Over time, developers took a great residential planning idea and corrupted it by creating tiny-lot developments sitting on landforms that look more like reclaimed coal mines, deplete of healthy soil. Developers crow about the amenities inside the gates and municipal officials get to proclaim the benefits of environmentally friendly landscaping ... also inside the gates. Outside, these manmade terrains aren’t just ugly, they’re harmful to us and our environment. The great residential idea proposed 60 years ago called “clustering” gained traction in the early 2000s as developers turned their attention to dozens of 1,500-acre burned-out orange grove parcels in Florida. The cluster concept was targeted against uniform positioning of houses across a traditional neighborhood landscape which resulted in tiny bits of mostly useless open spaces we used to call our backyards.
For example, rather than each house having its own quarter or fifth acre, clustering would push houses into near-zero lot lines leaving the rest of the property undisturbed. So, for 100 acres, old-school neighborhood style, at four houses on each acre, equaled 400 houses. Clustering puts those 400 houses on 50 acres, leaving the remaining 50 acres as open natural green space. How did this clustering idea become corrupted? It was probably a combination of sleight of hand and strong memories of the great drought of 1998-2002. During this drought, even the wetland medians along I-95 and I-4 caught fire and burned for days. Folks became fearful about the pending demise of the Floridan aquifer, our drinking water supply. Suddenly, rooftops and driveways were viewed as the salvation of the aquifer and proposed as replacements for trees that would otherwise just suck up precious water. Pretty amazing that anyone would agree that trees are anti-environmental. Yet, the idea caught on. Developers, sensing massive additional profits from increased housing densities, played sleight of hand with municipal officials by maximizing clusters while both minimizing acres of and drastically changing the definition of green space. I can hear the well-practiced pitch by the developer, “Here you can see the mandated acres of green space but let’s focus on our innovative landscaping within our product areas.” Inside the gates, environmentally friendly landscaping is irrigated with reclaimed wastewater. Outside of the gates, green spaces became lands that were not buildable and unwanted costs — such as retention ponds or wetlands or hillsides too steep to build. Taken out of context, removing trees and replacing them with shingles and asphalt inside the gates while adding tens or hundreds of acres of sod outside the gates made sense.

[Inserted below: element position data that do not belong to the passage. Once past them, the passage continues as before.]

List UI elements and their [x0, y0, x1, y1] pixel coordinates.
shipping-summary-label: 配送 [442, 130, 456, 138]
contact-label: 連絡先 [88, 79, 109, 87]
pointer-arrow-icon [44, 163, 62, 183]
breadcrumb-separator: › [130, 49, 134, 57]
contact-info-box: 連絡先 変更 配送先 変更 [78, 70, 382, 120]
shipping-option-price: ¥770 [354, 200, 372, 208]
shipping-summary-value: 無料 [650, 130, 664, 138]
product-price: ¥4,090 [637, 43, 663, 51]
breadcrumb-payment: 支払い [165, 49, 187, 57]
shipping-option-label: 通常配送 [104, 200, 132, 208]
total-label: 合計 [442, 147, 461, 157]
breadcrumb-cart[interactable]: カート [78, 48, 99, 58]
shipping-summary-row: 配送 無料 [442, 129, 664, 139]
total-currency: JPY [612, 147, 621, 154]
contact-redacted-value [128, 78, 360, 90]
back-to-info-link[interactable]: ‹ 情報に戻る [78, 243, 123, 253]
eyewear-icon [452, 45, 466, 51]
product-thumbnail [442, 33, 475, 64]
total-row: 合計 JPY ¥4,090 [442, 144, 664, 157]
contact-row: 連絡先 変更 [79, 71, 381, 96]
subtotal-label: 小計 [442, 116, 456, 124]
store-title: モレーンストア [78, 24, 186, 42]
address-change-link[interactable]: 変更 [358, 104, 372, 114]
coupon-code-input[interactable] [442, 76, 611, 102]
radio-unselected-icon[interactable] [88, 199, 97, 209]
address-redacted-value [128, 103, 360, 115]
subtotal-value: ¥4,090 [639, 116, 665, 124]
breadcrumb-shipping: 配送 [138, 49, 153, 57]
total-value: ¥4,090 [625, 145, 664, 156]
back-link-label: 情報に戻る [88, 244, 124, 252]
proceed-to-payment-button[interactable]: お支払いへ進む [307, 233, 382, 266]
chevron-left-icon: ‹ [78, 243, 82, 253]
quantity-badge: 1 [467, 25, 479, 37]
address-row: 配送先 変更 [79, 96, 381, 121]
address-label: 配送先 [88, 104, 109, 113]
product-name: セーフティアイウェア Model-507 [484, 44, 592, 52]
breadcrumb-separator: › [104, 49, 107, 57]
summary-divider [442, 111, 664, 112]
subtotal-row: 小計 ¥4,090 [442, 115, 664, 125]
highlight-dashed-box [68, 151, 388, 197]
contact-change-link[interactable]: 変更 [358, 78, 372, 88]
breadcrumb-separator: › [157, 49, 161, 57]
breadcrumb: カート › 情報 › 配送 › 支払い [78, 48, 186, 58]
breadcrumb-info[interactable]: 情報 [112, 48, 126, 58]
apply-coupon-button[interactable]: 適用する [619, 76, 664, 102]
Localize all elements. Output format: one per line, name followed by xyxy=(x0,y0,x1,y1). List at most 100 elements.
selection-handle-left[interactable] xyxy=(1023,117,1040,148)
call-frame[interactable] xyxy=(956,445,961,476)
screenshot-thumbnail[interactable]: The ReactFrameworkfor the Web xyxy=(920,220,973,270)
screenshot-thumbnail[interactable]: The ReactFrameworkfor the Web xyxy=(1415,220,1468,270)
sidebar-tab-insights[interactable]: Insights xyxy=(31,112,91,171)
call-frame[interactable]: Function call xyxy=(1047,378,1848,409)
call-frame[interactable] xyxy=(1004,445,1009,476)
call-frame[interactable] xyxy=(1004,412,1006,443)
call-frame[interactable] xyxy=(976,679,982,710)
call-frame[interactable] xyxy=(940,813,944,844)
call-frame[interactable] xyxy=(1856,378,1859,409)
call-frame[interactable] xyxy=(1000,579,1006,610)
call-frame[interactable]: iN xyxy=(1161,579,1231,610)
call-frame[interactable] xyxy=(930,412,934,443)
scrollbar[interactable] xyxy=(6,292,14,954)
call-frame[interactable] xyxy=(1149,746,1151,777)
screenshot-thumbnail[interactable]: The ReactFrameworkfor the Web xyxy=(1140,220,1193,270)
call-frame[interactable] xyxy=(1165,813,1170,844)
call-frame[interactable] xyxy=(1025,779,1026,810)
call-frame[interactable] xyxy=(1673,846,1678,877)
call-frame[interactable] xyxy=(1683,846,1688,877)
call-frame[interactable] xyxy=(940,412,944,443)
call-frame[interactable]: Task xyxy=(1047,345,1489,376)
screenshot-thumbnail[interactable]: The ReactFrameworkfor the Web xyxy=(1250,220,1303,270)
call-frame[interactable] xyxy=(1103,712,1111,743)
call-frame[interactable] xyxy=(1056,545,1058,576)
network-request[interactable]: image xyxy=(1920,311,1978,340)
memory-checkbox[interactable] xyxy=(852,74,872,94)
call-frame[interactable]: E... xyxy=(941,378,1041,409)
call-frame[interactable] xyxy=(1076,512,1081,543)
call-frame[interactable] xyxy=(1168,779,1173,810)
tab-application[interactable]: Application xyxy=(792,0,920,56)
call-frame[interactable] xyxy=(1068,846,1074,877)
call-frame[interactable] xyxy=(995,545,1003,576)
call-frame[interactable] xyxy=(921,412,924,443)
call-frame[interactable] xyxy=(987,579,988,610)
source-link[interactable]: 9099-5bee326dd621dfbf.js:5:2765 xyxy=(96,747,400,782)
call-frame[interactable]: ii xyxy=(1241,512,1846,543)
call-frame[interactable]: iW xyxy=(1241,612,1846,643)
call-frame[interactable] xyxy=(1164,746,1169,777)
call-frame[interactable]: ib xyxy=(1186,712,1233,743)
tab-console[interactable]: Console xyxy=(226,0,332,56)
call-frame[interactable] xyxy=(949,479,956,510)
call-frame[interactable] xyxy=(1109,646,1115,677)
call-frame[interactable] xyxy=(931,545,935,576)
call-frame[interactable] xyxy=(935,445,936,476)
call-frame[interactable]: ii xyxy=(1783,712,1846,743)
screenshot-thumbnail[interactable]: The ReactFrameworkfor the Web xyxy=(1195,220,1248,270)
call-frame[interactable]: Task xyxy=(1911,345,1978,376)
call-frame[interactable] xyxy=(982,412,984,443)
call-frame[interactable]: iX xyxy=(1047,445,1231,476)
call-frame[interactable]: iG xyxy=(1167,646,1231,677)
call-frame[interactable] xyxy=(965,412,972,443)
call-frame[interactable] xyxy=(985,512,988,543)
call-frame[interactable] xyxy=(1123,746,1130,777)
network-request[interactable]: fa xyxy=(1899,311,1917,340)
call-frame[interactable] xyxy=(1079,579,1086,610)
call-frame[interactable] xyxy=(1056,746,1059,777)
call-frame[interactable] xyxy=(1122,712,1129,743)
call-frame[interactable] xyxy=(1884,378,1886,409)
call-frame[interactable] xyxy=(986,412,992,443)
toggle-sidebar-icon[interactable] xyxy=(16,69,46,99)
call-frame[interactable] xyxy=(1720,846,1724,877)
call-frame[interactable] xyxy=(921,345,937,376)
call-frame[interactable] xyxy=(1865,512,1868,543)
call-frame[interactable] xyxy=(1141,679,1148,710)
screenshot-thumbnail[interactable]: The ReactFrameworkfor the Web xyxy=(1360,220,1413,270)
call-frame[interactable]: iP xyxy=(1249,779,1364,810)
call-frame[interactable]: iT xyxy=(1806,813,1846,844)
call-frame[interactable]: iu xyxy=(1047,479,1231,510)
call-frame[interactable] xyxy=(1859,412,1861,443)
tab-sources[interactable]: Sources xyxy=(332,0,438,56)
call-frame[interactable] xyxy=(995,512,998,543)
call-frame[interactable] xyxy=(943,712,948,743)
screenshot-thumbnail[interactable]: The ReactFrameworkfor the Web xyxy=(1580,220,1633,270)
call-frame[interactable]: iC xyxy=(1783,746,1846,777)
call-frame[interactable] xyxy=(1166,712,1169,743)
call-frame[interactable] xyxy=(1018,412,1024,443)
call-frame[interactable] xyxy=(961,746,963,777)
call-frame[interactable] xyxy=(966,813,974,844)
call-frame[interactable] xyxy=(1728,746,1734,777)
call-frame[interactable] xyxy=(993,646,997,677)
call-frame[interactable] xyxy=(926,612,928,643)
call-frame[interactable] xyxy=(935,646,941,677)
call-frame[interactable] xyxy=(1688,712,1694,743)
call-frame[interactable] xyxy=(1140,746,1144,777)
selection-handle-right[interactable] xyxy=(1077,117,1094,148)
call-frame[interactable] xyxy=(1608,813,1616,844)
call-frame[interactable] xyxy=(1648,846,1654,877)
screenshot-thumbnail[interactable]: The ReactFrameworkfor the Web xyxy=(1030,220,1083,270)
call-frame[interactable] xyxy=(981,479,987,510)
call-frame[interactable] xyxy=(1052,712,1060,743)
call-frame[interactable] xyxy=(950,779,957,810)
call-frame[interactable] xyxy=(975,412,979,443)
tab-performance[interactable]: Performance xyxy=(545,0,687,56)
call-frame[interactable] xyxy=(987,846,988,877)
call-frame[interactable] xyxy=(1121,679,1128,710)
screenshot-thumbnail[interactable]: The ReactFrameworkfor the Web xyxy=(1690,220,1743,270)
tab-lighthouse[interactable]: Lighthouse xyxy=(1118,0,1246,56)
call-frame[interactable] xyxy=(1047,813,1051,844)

Unfortunately, all these newly defined green spaces, even with the disconnected wetlands, are worse than useless. They harm humans, wildlife, and our communities in several ways. While the developers may tout “Florida friendly” and “water friendly” landscaping within the clustered walls, they mock mother nature with token specimen trees in the green spaces. These “pretty” plantings can’t compete with a canopy of trees as wildlife corridors, sound barriers, carbon sequestering, earth cooling and (yes) groundwater saving.
Hundreds of acres of long-run, sodded hillsides (reclaimed strip-mine landform) don’t absorb water. Rather, these unused acres increase water runoff, require ongoing mowing, sometimes create massive gullies and instead of shading the houses, cause drastic heat increases. Wildlife and people do not or cannot use these areas.
The good news in Lake County is that County Commissioners are trying again to utilize the real definition of clustering for development in more rural areas. This time, the green spaces should be protected by code. Is it too late to modify the strip-mine landforms being built today? Maybe not ... if there are enough scouts looking for Eagle Scout quality projects planting 100,000 seedlings.
On the other hand, it is a perfect time to recover and adhere to the true definition of green space before new plans are finalized. That is, space usable by people, wildlife, or farming.